[VISHC SEMINAR] FROM SMART GAIT TRAINING TO INDOOR AIRFLOW SIMULATION

📅 Date: Thursday, June 19, 9 AM – 10 AM (Hanoi, GMT +7)
🛎 Format: Offline
📍 Venue: VinUniversity, VISHC Open Space

📣 Topic:
1️⃣ RESIDUAL-BASED VARIATIONAL MULTISCALE METHOD FOR INDOOR CFD SIMULATION

📌 Speaker: Bui Khanh Nam, 2nd year Ph.D. Student in Structural Engineering at UIUC
💡 Abstract: We introduce a stabilized finite-element framework for rapid indoor CFD based on a residual-based variational multiscale (RBVMS) formulation. Discretizing the incompressible Navier–Stokes equations with equal-order P1–P1 elements, our RBVMS uses additive decomposition and a fine-scale residual approximation to yield a stable coarse-scale form that meets the inf–sup condition. We extend this stabilization to convection–diffusion for temperature and passive/reactive scalars, supporting a three-stage pipeline: (1) fluid flow, (2) thermal transport, and (3) scalar transport (e.g., pathogen concentration). To overcome CAD-to-mesh overhead, we propose an ML-accelerated photogrammetry workflow with immersogeometric analysis on point clouds, eliminating manual mesh prep. Benchmarks on airflow, thermal comfort, and pathogen dispersion confirm accurate, robust results with minimal setup—enabling real-time HVAC and air-quality assessment.

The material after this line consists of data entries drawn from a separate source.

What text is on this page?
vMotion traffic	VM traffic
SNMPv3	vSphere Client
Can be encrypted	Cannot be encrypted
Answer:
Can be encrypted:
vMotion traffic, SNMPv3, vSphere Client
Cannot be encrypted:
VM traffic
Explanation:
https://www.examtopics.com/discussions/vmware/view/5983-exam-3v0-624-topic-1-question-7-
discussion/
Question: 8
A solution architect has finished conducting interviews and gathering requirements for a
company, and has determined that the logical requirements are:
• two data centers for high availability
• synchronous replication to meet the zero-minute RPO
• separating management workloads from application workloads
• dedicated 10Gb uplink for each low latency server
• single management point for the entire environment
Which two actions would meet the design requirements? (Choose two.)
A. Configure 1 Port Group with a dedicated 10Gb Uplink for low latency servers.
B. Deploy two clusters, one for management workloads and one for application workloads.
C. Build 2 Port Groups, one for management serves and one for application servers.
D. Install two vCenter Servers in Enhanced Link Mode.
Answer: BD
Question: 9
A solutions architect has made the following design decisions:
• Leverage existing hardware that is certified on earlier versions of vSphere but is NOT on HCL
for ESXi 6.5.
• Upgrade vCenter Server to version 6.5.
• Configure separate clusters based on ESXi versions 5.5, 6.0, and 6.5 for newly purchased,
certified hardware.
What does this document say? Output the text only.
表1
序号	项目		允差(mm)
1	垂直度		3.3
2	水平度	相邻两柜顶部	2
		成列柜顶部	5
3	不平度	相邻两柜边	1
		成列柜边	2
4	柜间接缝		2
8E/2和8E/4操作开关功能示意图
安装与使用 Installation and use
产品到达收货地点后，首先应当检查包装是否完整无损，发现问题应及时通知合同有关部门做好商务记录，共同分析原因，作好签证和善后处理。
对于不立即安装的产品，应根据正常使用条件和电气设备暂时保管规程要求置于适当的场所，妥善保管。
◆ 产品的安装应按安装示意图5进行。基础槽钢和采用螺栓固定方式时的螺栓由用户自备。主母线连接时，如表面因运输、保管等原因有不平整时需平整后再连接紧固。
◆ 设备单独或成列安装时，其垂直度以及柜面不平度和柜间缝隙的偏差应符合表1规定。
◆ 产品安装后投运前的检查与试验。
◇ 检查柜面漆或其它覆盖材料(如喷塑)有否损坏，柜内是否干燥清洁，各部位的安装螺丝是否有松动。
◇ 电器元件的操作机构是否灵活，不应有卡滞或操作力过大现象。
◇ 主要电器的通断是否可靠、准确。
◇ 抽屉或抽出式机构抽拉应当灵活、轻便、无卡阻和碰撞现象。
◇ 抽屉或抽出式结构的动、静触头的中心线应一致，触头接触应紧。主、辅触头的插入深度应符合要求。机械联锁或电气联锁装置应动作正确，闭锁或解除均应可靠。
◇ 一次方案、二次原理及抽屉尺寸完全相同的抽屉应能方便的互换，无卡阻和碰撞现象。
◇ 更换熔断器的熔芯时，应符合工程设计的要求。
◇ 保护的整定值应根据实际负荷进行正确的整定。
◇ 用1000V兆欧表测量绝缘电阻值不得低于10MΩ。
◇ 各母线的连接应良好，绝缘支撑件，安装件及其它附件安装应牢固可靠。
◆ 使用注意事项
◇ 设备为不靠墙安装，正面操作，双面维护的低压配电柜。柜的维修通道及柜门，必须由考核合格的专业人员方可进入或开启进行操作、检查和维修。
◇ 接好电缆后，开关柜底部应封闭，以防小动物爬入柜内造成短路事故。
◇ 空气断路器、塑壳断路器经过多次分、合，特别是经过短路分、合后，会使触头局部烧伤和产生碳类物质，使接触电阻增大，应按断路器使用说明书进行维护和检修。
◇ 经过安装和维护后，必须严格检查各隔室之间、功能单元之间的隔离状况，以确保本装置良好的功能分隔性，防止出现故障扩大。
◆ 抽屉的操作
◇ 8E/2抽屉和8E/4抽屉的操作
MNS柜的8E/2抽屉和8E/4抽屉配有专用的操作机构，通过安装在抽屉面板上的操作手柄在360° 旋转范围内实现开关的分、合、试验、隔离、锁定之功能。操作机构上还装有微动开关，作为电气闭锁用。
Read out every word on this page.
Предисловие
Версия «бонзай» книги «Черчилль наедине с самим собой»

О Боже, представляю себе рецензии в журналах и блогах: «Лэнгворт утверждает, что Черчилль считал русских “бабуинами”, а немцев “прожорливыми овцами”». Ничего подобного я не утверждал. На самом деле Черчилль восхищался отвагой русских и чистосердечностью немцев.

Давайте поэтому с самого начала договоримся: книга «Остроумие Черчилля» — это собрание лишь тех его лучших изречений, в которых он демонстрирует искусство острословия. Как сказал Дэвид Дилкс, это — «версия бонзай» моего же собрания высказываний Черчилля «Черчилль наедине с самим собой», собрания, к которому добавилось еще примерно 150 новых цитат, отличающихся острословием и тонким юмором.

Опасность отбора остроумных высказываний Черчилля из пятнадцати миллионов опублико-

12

2️⃣ ADAPTIVE HUMAN-IN-THE-LOOP EMG-BASED LEARNING CONTROL FOR OVER-GROUND BODY WEIGHT SUPPORT IN GAIT TRAINING

📌 Speaker: Luu Duc Toan, CECS Student at VinUniversity
💡 Abstract: This work presents an adaptive human-in-the-loop control framework for over-ground body weight support systems (BWSSs) in gait training, driven by electromyography (EMG) signals and learning-based control. The approach integrates real-time EMG feedback with a continuously updated model-learning controller to deliver personalized assistance by adapting to the user’s neuromuscular dynamics and gait intent. EMG signals from lower-limb muscles are used to infer motion intent and adjust the BWSS velocity accordingly. Simulation results with healthy subjects demonstrate enhanced tracking accuracy and user engagement, highlighting the potential of EMG-driven learning control for intelligent, responsive, and user-centered robotic rehabilitation.